Just days after the VRT board meeting, Ada County Commissioners unanimously approved a resolution formally opposing VRT’s proposal. Commissioner Ryan Davidson, also a VRT Board member, said he supports the public transit the county has now, but doesn’t see a reason to keep increasing funding.
“We're always presented with this proposal in various different forms, ‘well, if we just put a lot more money into the bus system, more people will ride it.’ And that obviously is not something that really can be proved,” Davidson said at the commissioner’s Jan. 13 meeting.
Canyon County Commissioner Zach Brooks made the same argument. He said if cities in his county want public transportation, they’re going to have to pay for it. Asking Canyon County homeowners to fund a new property tax for transit would go down in flames, he said, adding that the bulk of the county is just too rural to use or support public transit. And Brooks disagreed with the notion that public entities should bear the financial risks of, ‘if you build it they will come.’
Clegg says transit advocates have been trying to break out of that circular argument for years.
“It's really hard to convince people that if you do provide more service, that you'll attract more riders,” she said. “There's plenty of evidence from other portions of our region that, in fact, that is true.”
She identified metro areas like Reno, Nevada, and Spokane, Washington as communities similar to Boise with far more robust public transit systems. Bringing VRT’s budget in line with those areas, Clegg told the VRT Board, would require about tripling the agency’s current public funding.

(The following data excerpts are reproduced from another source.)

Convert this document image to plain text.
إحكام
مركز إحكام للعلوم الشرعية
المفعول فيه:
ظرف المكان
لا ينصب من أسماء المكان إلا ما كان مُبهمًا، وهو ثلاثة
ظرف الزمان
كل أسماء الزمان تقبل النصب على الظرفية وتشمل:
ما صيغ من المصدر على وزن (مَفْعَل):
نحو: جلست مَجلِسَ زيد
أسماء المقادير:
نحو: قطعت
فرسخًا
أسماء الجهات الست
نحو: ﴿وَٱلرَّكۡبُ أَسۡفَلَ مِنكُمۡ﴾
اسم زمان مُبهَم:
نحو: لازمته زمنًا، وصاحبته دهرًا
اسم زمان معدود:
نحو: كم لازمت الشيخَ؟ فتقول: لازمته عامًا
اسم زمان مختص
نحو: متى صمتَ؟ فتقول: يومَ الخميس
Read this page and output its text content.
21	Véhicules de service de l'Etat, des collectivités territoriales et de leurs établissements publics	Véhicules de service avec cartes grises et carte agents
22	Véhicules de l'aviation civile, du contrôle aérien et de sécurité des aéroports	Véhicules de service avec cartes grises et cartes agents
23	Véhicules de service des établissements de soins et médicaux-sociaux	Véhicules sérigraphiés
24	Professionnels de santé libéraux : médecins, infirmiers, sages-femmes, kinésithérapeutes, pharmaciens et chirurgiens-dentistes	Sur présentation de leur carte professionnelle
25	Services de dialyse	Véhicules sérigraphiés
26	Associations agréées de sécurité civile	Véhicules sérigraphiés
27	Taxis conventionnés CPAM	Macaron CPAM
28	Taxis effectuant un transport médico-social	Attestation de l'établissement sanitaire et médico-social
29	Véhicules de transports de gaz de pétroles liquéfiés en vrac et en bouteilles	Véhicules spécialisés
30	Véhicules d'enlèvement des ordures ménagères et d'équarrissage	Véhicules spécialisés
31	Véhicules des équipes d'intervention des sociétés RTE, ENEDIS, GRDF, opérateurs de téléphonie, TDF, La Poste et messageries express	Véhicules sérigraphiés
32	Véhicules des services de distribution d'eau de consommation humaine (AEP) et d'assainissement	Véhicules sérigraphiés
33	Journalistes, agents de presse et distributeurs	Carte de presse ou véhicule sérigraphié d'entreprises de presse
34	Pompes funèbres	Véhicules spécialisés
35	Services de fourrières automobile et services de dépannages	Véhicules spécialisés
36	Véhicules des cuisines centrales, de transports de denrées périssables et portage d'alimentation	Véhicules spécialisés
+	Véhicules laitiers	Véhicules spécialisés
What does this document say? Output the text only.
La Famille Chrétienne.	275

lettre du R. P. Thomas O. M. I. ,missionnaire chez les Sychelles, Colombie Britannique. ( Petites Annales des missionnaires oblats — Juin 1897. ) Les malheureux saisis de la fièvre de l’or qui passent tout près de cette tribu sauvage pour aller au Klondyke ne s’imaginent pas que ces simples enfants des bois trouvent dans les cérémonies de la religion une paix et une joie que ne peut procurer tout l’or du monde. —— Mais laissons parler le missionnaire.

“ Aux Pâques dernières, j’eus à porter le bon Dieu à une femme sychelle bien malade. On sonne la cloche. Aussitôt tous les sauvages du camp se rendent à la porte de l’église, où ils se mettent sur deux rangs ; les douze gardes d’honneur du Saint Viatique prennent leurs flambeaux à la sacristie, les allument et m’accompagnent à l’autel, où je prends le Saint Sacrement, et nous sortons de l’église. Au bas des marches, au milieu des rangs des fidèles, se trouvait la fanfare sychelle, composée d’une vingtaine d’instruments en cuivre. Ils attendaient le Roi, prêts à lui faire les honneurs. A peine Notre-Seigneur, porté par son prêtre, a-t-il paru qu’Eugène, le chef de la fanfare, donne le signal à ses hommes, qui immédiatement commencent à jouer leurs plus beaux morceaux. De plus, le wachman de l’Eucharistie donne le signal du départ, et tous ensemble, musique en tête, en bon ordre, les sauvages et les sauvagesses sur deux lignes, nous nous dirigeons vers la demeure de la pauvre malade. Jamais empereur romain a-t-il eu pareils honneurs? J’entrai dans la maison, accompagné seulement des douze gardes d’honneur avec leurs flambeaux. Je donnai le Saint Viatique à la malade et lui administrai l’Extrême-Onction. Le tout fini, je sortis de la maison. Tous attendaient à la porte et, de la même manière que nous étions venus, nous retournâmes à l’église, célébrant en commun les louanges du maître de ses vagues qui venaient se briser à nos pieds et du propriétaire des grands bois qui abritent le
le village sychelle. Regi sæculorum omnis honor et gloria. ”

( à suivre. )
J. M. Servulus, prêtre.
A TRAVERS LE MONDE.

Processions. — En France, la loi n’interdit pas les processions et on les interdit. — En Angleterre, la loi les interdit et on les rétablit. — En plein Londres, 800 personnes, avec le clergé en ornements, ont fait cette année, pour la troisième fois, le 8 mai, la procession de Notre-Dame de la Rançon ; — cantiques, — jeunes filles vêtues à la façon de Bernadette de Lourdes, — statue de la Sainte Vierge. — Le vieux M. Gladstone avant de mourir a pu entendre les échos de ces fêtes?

Clegg said she was caught off guard by Ada County’s resolution against the VRT proposal. She thinks the county misrepresented the potential cost of property taxes VRT could impose if it were granted taxing authority.
The county’s resolution in opposition specifically called out the maximum taxing rate from VRT’s proposal. Clegg said the rate listed in the draft legislation is about 10 times VRT’s current budget, and while the agency would intend to ask voters for more funding than they have now, it wouldn’t come close to the maximum rate identified in the proposal. But levy rate calculations need headroom, because if property values decrease, the rate must increase to generate the same amount of revenue.
Dayley said he likes the accountability in public transit’s current funding structure, but he is open to discussing giving transit agencies taxing authority. He just disagrees with the way VRT is doing it.
“For us just to put a dollar amount in there, a fixed amount in there as our beginning discussion point, that's a whole different ballgame.”
He said he would appreciate more public feedback on the issue of funding public transit.
Clegg isn’t sure where else to start. She knows it’s an uphill battle, and even if VRT gets taxing authority, it would then have to convince two-thirds of voters to approve a new tax, some of the same voters in the Treasure Valley who have voted down funding for public schools and first responders in recent elections.
“I certainly understand people's lack of support for paying more taxes. That's kind of endemic in our society. I also understand, because I hear it every day, their desire to have more services. So somehow we're going to have to square that. I don't know exactly how, except to have this conversation,” she said.
Some state lawmakers will hear VRT’s pitch Thursday; it’s Idaho transit day at the statehouse, an event from 9-1 in the Lincoln Auditorium hosted by the Community Transportation Association of Idaho.